A tour de rôle, quatre officiers en uniforme tirent sur les cibles disposées en face d’eux dans le gymnase de 21 mètres sur 7 avec des Kalachnikov modifiées pour y fixer un laser et reliées à un ordinateur dans la salle de contrôle, sous la supervision d’un instructeur.

« Le champ de tir électronique présente de grands avantages. C’est un bond en avant dans la formation du ministère de l’Intérieur qui épargnera beaucoup de munitions, d’argent et de travail », se félicite le colonel Mohammad al-Nakhala directeur de la formation au sein de la Sécurité nationale.

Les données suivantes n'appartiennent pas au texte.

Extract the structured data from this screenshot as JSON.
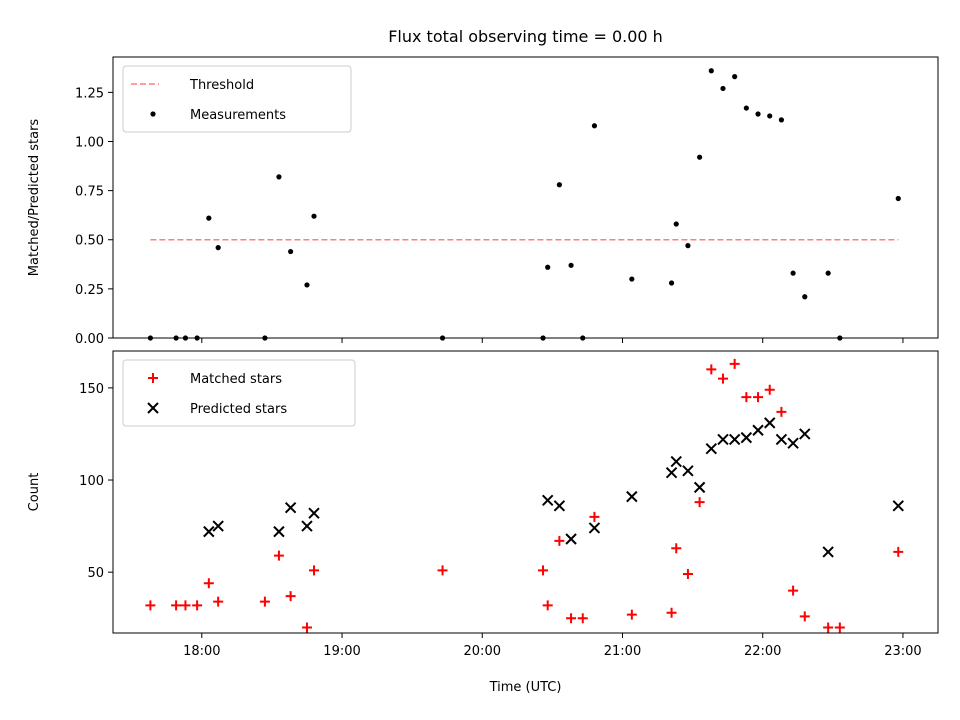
{
  "chart_data": [
    {
      "type": "scatter",
      "title": "Flux total observing time = 0.00 h",
      "xlabel": "",
      "ylabel": "Matched/Predicted stars",
      "xlim": [
        "17:22",
        "23:15"
      ],
      "ylim": [
        0,
        1.43
      ],
      "x_ticks": [
        "18:00",
        "19:00",
        "20:00",
        "21:00",
        "22:00",
        "23:00"
      ],
      "y_ticks": [
        "0.00",
        "0.25",
        "0.50",
        "0.75",
        "1.00",
        "1.25"
      ],
      "legend_position": "upper-left",
      "series": [
        {
          "name": "Threshold",
          "style": "dashed-line",
          "color": "#ff7f7f",
          "points": [
            [
              "17:38",
              0.5
            ],
            [
              "22:58",
              0.5
            ]
          ]
        },
        {
          "name": "Measurements",
          "style": "dot",
          "color": "#000000",
          "points": [
            [
              "17:38",
              0.0
            ],
            [
              "17:49",
              0.0
            ],
            [
              "17:53",
              0.0
            ],
            [
              "17:58",
              0.0
            ],
            [
              "18:03",
              0.61
            ],
            [
              "18:07",
              0.46
            ],
            [
              "18:27",
              0.0
            ],
            [
              "18:33",
              0.82
            ],
            [
              "18:38",
              0.44
            ],
            [
              "18:45",
              0.27
            ],
            [
              "18:48",
              0.62
            ],
            [
              "19:43",
              0.0
            ],
            [
              "20:26",
              0.0
            ],
            [
              "20:28",
              0.36
            ],
            [
              "20:33",
              0.78
            ],
            [
              "20:38",
              0.37
            ],
            [
              "20:43",
              0.0
            ],
            [
              "20:48",
              1.08
            ],
            [
              "21:04",
              0.3
            ],
            [
              "21:21",
              0.28
            ],
            [
              "21:23",
              0.58
            ],
            [
              "21:28",
              0.47
            ],
            [
              "21:33",
              0.92
            ],
            [
              "21:38",
              1.36
            ],
            [
              "21:43",
              1.27
            ],
            [
              "21:48",
              1.33
            ],
            [
              "21:53",
              1.17
            ],
            [
              "21:58",
              1.14
            ],
            [
              "22:03",
              1.13
            ],
            [
              "22:08",
              1.11
            ],
            [
              "22:13",
              0.33
            ],
            [
              "22:18",
              0.21
            ],
            [
              "22:28",
              0.33
            ],
            [
              "22:33",
              0.0
            ],
            [
              "22:58",
              0.71
            ]
          ]
        }
      ]
    },
    {
      "type": "scatter",
      "title": "",
      "xlabel": "Time (UTC)",
      "ylabel": "Count",
      "xlim": [
        "17:22",
        "23:15"
      ],
      "ylim": [
        17,
        170
      ],
      "x_ticks": [
        "18:00",
        "19:00",
        "20:00",
        "21:00",
        "22:00",
        "23:00"
      ],
      "y_ticks": [
        "50",
        "100",
        "150"
      ],
      "legend_position": "upper-left",
      "series": [
        {
          "name": "Matched stars",
          "style": "plus",
          "color": "#ff0000",
          "points": [
            [
              "17:38",
              32
            ],
            [
              "17:49",
              32
            ],
            [
              "17:53",
              32
            ],
            [
              "17:58",
              32
            ],
            [
              "18:03",
              44
            ],
            [
              "18:07",
              34
            ],
            [
              "18:27",
              34
            ],
            [
              "18:33",
              59
            ],
            [
              "18:38",
              37
            ],
            [
              "18:45",
              20
            ],
            [
              "18:48",
              51
            ],
            [
              "19:43",
              51
            ],
            [
              "20:26",
              51
            ],
            [
              "20:28",
              32
            ],
            [
              "20:33",
              67
            ],
            [
              "20:38",
              25
            ],
            [
              "20:43",
              25
            ],
            [
              "20:48",
              80
            ],
            [
              "21:04",
              27
            ],
            [
              "21:21",
              28
            ],
            [
              "21:23",
              63
            ],
            [
              "21:28",
              49
            ],
            [
              "21:33",
              88
            ],
            [
              "21:38",
              160
            ],
            [
              "21:43",
              155
            ],
            [
              "21:48",
              163
            ],
            [
              "21:53",
              145
            ],
            [
              "21:58",
              145
            ],
            [
              "22:03",
              149
            ],
            [
              "22:08",
              137
            ],
            [
              "22:13",
              40
            ],
            [
              "22:18",
              26
            ],
            [
              "22:28",
              20
            ],
            [
              "22:33",
              20
            ],
            [
              "22:58",
              61
            ]
          ]
        },
        {
          "name": "Predicted stars",
          "style": "x",
          "color": "#000000",
          "points": [
            [
              "18:03",
              72
            ],
            [
              "18:07",
              75
            ],
            [
              "18:33",
              72
            ],
            [
              "18:38",
              85
            ],
            [
              "18:45",
              75
            ],
            [
              "18:48",
              82
            ],
            [
              "20:28",
              89
            ],
            [
              "20:33",
              86
            ],
            [
              "20:38",
              68
            ],
            [
              "20:48",
              74
            ],
            [
              "21:04",
              91
            ],
            [
              "21:21",
              104
            ],
            [
              "21:23",
              110
            ],
            [
              "21:28",
              105
            ],
            [
              "21:33",
              96
            ],
            [
              "21:38",
              117
            ],
            [
              "21:43",
              122
            ],
            [
              "21:48",
              122
            ],
            [
              "21:53",
              123
            ],
            [
              "21:58",
              127
            ],
            [
              "22:03",
              131
            ],
            [
              "22:08",
              122
            ],
            [
              "22:13",
              120
            ],
            [
              "22:18",
              125
            ],
            [
              "22:28",
              61
            ],
            [
              "22:58",
              86
            ]
          ]
        }
      ]
    }
  ]
}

Le commandant Mahmoud Choubaki, directeur de la formation au ministère de l’Intérieur, précise que « dans le champ de tir électronique, il est possible de tirer des dizaines de munitions avant de faire mouche, alors que sur un vrai champ de tir, nous sommes limités par le nombre de balles ».

« Nous avons modifié quatre Kalachnikov de manière à ce qu’elles soient adaptées à ce genre de tirs », explique le commandant Choubaki.

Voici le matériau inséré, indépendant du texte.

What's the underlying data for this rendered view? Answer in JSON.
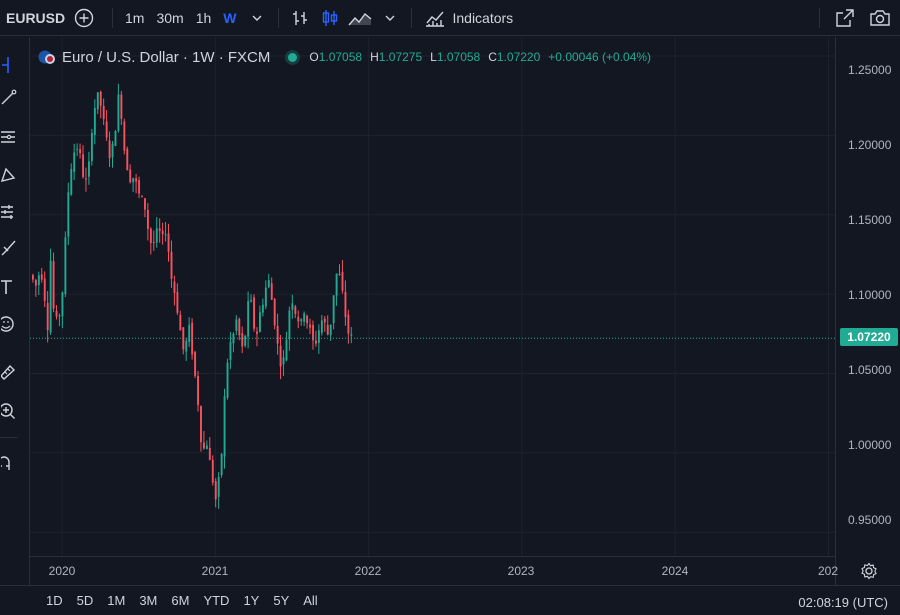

« Nous avons ajouté un système de pompe à air de façon à simuler la force du recul de l’arme », précise-t-il, ajoutant que les quatre fusils d’assaut modifiés fonctionnaient à l’électricité.

Une session d’entraînement au tir classique coûte 20 000 dollars par unité, contre moins de 1 000 dollars grâce à ces simulateurs, précise cet officier de 32 ans, qui a reçu une formation militaire en Algérie.

Indépendamment de ces considérations, un des participants, Mohammad Ghanem, estime que ce type d’entraînement « améliore le moral, parce que notre formation ressemble ainsi à celle des grandes armées du monde ».

Son camarade Omar al-Halabi, un lieutenant de 32 ans, confie préférer « l’ambiance de l’entraînement avec des balles réelles », car le tir électronique lui « donne l’impression d’être un jeu vidéo », mais il assure que le résultat est le même.

Les autorités du Hamas traversent une grave crise budgétaire à cause de la destruction de plus d’un millier de tunnels de contrebande sous la frontière par l’armée égyptienne à la suite de la destitution le 3 juillet du président Mohamed Morsi.

Ces tunnels approvisionnaient le territoire palestinien en produits alimentaires, carburant et matériaux de construction, et les groupes armés en équipements militaires, atténuant l’impact du blocus imposé par Israël depuis 2006.

Le gouvernement du Hamas peine à présent à payer ses 51 000 fonctionnaires et les coupes n’épargnent désormais plus les forces de sécurité, pourtant choyées par le mouvement islamiste.

Les responsables du Hamas et les membres des forces de sécurité, jusqu’alors défrayés intégralement de leurs factures d’essence, doivent dorénavant en acquitter 50 %, selon des sources de sécurité.

Et les policiers se déplacent de plus en plus à moto au lieu de voitures, en raison de la pénurie de carburant.